La IA puede predecir el riesgo de cáncer de mama con precisión
El cáncer de mama sigue siendo una de las principales causas de mortalidad entre las mujeres en todo el mundo. Según la Organización Mundial de la Salud (OMS), en 2022 se diagnosticaron 2,3 millones de nuevos casos de cáncer de mama y se registraron 670,000 muertes por esta enfermedad. En Francia, el cáncer de mama es el tipo de tumor más común entre las mujeres, con más de 60,000 nuevos diagnósticos cada año y siendo la principal causa de muerte prematura.
Dada la gravedad de esta enfermedad, los investigadores de todo el mundo se han enfocado en encontrar formas de mejorar el diagnóstico precoz y la calidad de vida de las pacientes. Una reciente investigación realizada por la Universidad de Copenhague (Dinamarca) ha arrojado luz sobre cómo la inteligencia artificial (IA) podría ayudar a evaluar con mayor precisión el riesgo de desarrollar cáncer de mama.
Células senescentes y riesgo de cáncer
Uno de los principales aspectos de la evaluación del riesgo de cáncer de mama es la detección de células «zombies» o senescentes. Estas células aún están metabólicamente activas, pero han dejado de dividirse. Investigaciones previas han demostrado que este estado celular puede tanto inhibir el desarrollo del cáncer como contribuir a la inflamación y, por lo tanto, al crecimiento tumoral.
Los investigadores de la Universidad de Copenhague entrenaron un algoritmo de aprendizaje profundo de IA para identificar estas células senescentes. Primero, expusieron células cultivadas en laboratorio a daños intencionales para inducir la senescencia y luego utilizaron el algoritmo para analizar biopsias de donantes en busca de células dañadas.
La IA supera al modelo Gail
Según Indra Heckenbach, primera autora del estudio, el algoritmo de IA demostró ser más preciso que el modelo Gail, que es el estándar actual para evaluar el riesgo de cáncer de mama. De hecho, al combinar dos modelos de IA propios o uno de los modelos de IA con el puntaje de Gail, se obtuvo un odds ratio de 4,70, lo que significa que los donantes tenían casi cinco veces más probabilidades de desarrollar cáncer de mama en los próximos años.
Aplicaciones clínicas futuras
Aunque aún faltan varios años para que esta tecnología esté disponible en entornos clínicos, los investigadores están entusiasmados con su potencial. Una vez implementada, podrá utilizarse a nivel mundial, ya que solo requiere imágenes estándar de muestras de tejido.
El profesor asociado Morten Scheibye-Knudsen, autor principal del estudio, explica que esta herramienta permitirá a los médicos clasificar a los pacientes según su riesgo y mejorar los protocolos de detección y tratamiento. Las personas con alto riesgo podrían someterse a mamografías y biopsias más frecuentes, lo que facilitaría la detección precoz del cáncer. Al mismo tiempo, se podría reducir la carga para aquellos con bajo riesgo, realizando menos biopsias innecesarias.
Avances prometedores en el tratamiento del cáncer de mama
Además de los avances en la predicción del riesgo, también se han reportado progresos en el tratamiento del cáncer de mama. Investigadores franceses han anunciado resultados alentadores sobre la posibilidad de reducir el tratamiento de radioterapia recomendado actualmente para el cáncer de mama locorregional (extendido al seno y a los ganglios cercanos) de cinco a solo tres semanas.
La investigación realizada por la Universidad de Copenhague demuestra que la inteligencia artificial puede desempeñar un papel crucial en la evaluación del riesgo de cáncer de mama, superando a los métodos tradicionales. Esta tecnología tiene el potencial de mejorar significativamente los protocolos de detección y tratamiento, lo que podría cambiar la vida de millones de mujeres en todo el mundo.
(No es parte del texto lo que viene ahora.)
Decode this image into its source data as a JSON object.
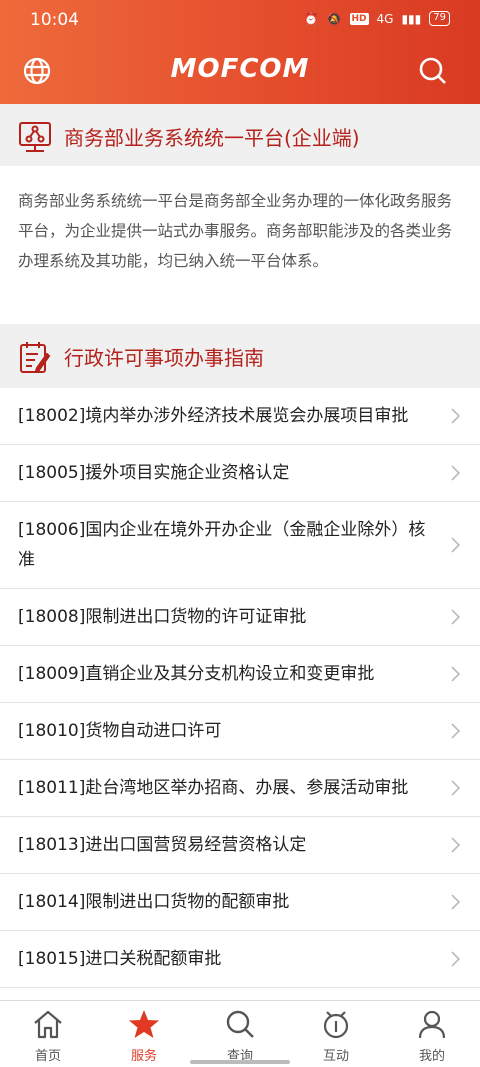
{
  "status_bar": {
    "time": "10:04",
    "network": "4G",
    "hd": "HD",
    "battery": "79"
  },
  "header": {
    "logo": "MOFCOM"
  },
  "platform": {
    "title": "商务部业务系统统一平台(企业端)",
    "description": "商务部业务系统统一平台是商务部全业务办理的一体化政务服务平台，为企业提供一站式办事服务。商务部职能涉及的各类业务办理系统及其功能，均已纳入统一平台体系。"
  },
  "guide": {
    "title": "行政许可事项办事指南",
    "items": [
      "[18002]境内举办涉外经济技术展览会办展项目审批",
      "[18005]援外项目实施企业资格认定",
      "[18006]国内企业在境外开办企业（金融企业除外）核准",
      "[18008]限制进出口货物的许可证审批",
      "[18009]直销企业及其分支机构设立和变更审批",
      "[18010]货物自动进口许可",
      "[18011]赴台湾地区举办招商、办展、参展活动审批",
      "[18013]进出口国营贸易经营资格认定",
      "[18014]限制进出口货物的配额审批",
      "[18015]进口关税配额审批"
    ]
  },
  "nav": [
    {
      "label": "首页",
      "icon": "home-icon"
    },
    {
      "label": "服务",
      "icon": "star-icon",
      "active": true
    },
    {
      "label": "查询",
      "icon": "search-icon"
    },
    {
      "label": "互动",
      "icon": "interact-icon"
    },
    {
      "label": "我的",
      "icon": "user-icon"
    }
  ],
  "colors": {
    "accent": "#e44c2c",
    "section_title": "#b5221c",
    "active_nav": "#e03a25"
  }
}
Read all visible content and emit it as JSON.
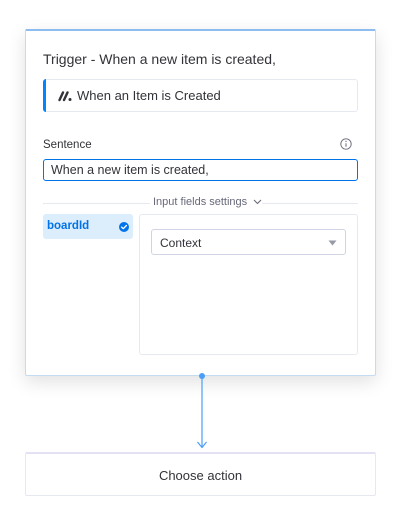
{
  "trigger_card": {
    "title": "Trigger - When a new item is created,",
    "trigger_name": "When an Item is Created",
    "logo_icon": "monday-logo-icon",
    "accent_color": "#0085ff"
  },
  "sentence": {
    "label": "Sentence",
    "value": "When a new item is created,",
    "info_icon": "info-icon"
  },
  "input_fields": {
    "toggle_label": "Input fields settings",
    "toggle_icon": "chevron-down-icon",
    "params": [
      {
        "label": "boardId",
        "status_icon": "check-circle-icon"
      }
    ],
    "mapping": {
      "selected": "Context",
      "icon": "caret-down-icon"
    }
  },
  "action_card": {
    "label": "Choose action"
  },
  "colors": {
    "primary": "#0073ea",
    "selected_bg": "#dcedfb",
    "connector": "#4a9ff5"
  }
}
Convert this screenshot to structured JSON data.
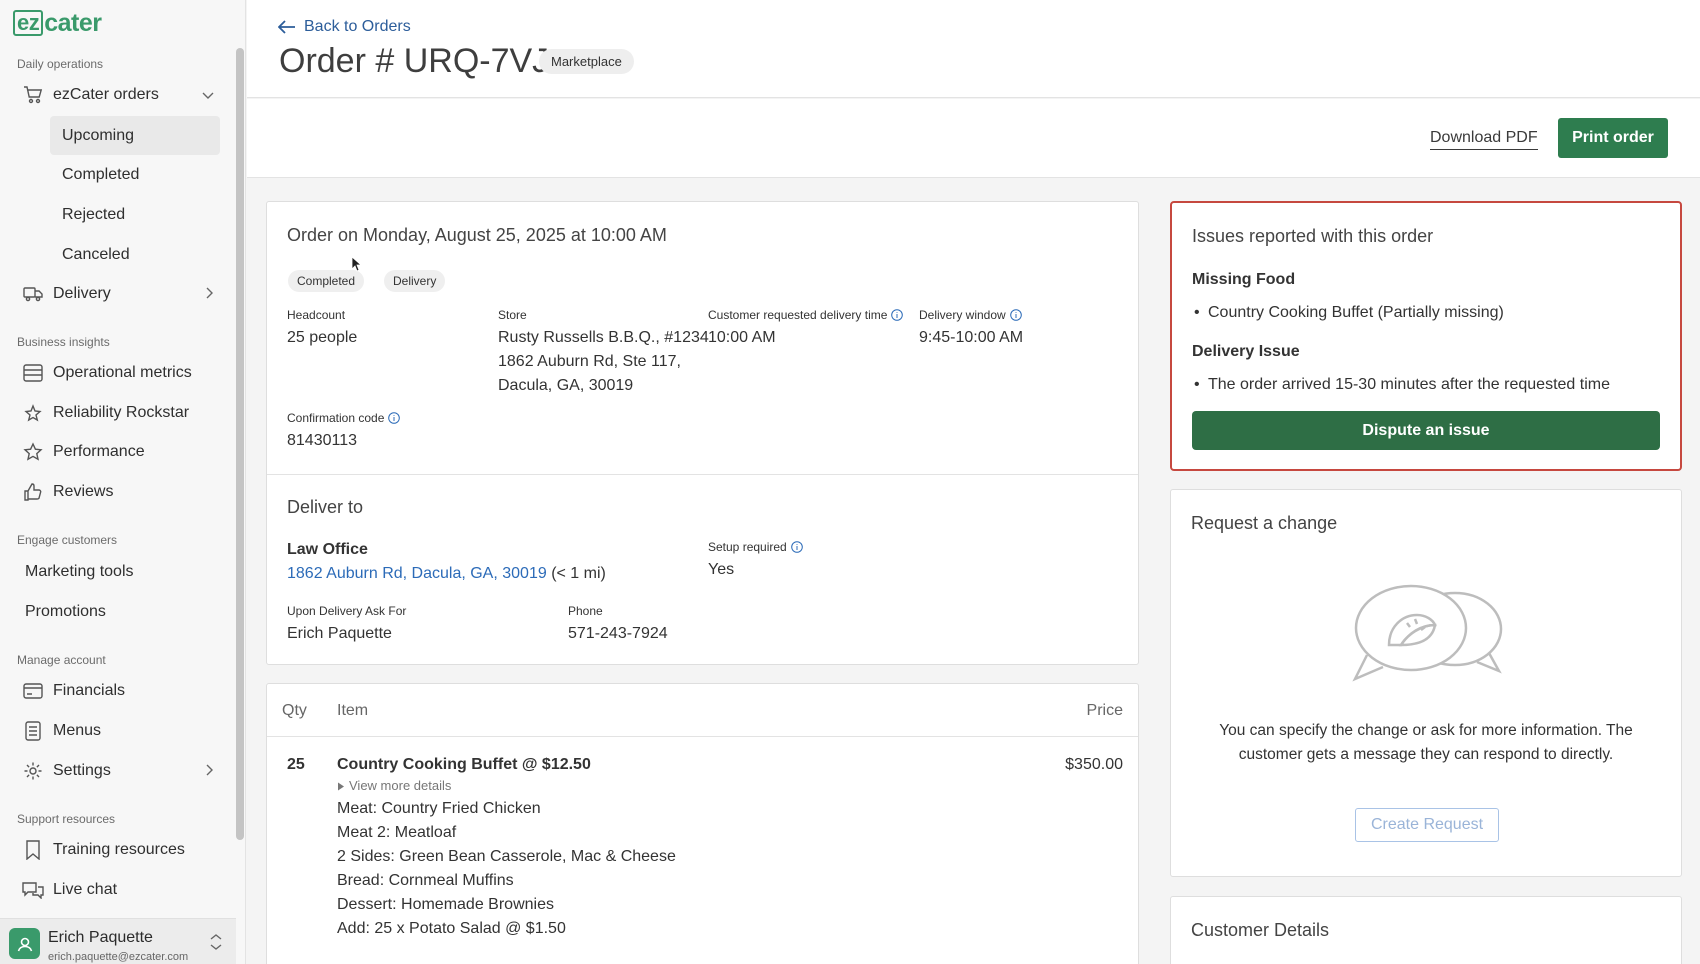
{
  "sidebar": {
    "logo_ez": "ez",
    "logo_cater": "cater",
    "sections": {
      "daily": "Daily operations",
      "business": "Business insights",
      "engage": "Engage customers",
      "manage": "Manage account",
      "support": "Support resources"
    },
    "ezcater_orders": "ezCater orders",
    "sub_items": [
      "Upcoming",
      "Completed",
      "Rejected",
      "Canceled"
    ],
    "delivery": "Delivery",
    "business_items": [
      "Operational metrics",
      "Reliability Rockstar",
      "Performance",
      "Reviews"
    ],
    "engage_items": [
      "Marketing tools",
      "Promotions"
    ],
    "manage_items": [
      "Financials",
      "Menus",
      "Settings"
    ],
    "support_items": [
      "Training resources",
      "Live chat"
    ],
    "user": {
      "name": "Erich Paquette",
      "email": "erich.paquette@ezcater.com"
    }
  },
  "header": {
    "back": "Back to Orders",
    "title": "Order # URQ-7VJ",
    "badge": "Marketplace"
  },
  "actions": {
    "download": "Download PDF",
    "print": "Print order"
  },
  "order": {
    "heading": "Order on Monday, August 25, 2025 at 10:00 AM",
    "status": "Completed",
    "type": "Delivery",
    "headcount_label": "Headcount",
    "headcount": "25 people",
    "store_label": "Store",
    "store_lines": [
      "Rusty Russells B.B.Q., #1234",
      "1862 Auburn Rd, Ste 117,",
      "Dacula, GA, 30019"
    ],
    "req_time_label": "Customer requested delivery time",
    "req_time": "10:00 AM",
    "window_label": "Delivery window",
    "window": "9:45-10:00 AM",
    "conf_label": "Confirmation code",
    "conf": "81430113"
  },
  "deliver": {
    "heading": "Deliver to",
    "place": "Law Office",
    "address": "1862 Auburn Rd, Dacula, GA, 30019",
    "distance": "(< 1 mi)",
    "setup_label": "Setup required",
    "setup": "Yes",
    "ask_label": "Upon Delivery Ask For",
    "ask": "Erich Paquette",
    "phone_label": "Phone",
    "phone": "571-243-7924"
  },
  "items": {
    "headers": {
      "qty": "Qty",
      "item": "Item",
      "price": "Price"
    },
    "row": {
      "qty": "25",
      "name": "Country Cooking Buffet @ $12.50",
      "price": "$350.00",
      "more": "View more details",
      "details": [
        "Meat: Country Fried Chicken",
        "Meat 2: Meatloaf",
        "2 Sides: Green Bean Casserole, Mac & Cheese",
        "Bread: Cornmeal Muffins",
        "Dessert: Homemade Brownies",
        "Add: 25 x Potato Salad @ $1.50"
      ]
    }
  },
  "issues": {
    "heading": "Issues reported with this order",
    "cat1": "Missing Food",
    "item1": "Country Cooking Buffet (Partially missing)",
    "cat2": "Delivery Issue",
    "item2": "The order arrived 15-30 minutes after the requested time",
    "button": "Dispute an issue"
  },
  "request": {
    "heading": "Request a change",
    "text1": "You can specify the change or ask for more information. The",
    "text2": "customer gets a message they can respond to directly.",
    "button": "Create Request"
  },
  "customer": {
    "heading": "Customer Details"
  },
  "colors": {
    "brand": "#3a9a6b",
    "primary_button": "#2e7d4f",
    "issue_border": "#c6483f",
    "link": "#2c6bb8"
  }
}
Junto con los avances en la reducción de la duración de la radioterapia, estos hallazgos ofrecen esperanza y un futuro más prometedor para las pacientes con cáncer de mama.
Este artículo fue elaborado con el apoyo de una herramienta de inteligencia artificial. Posteriormente, fue objeto de una revisión exhaustiva por parte de un periodista profesional y un redactor jefe, garantizando así su exactitud, su pertinencia y su conformidad con los estándares editoriales.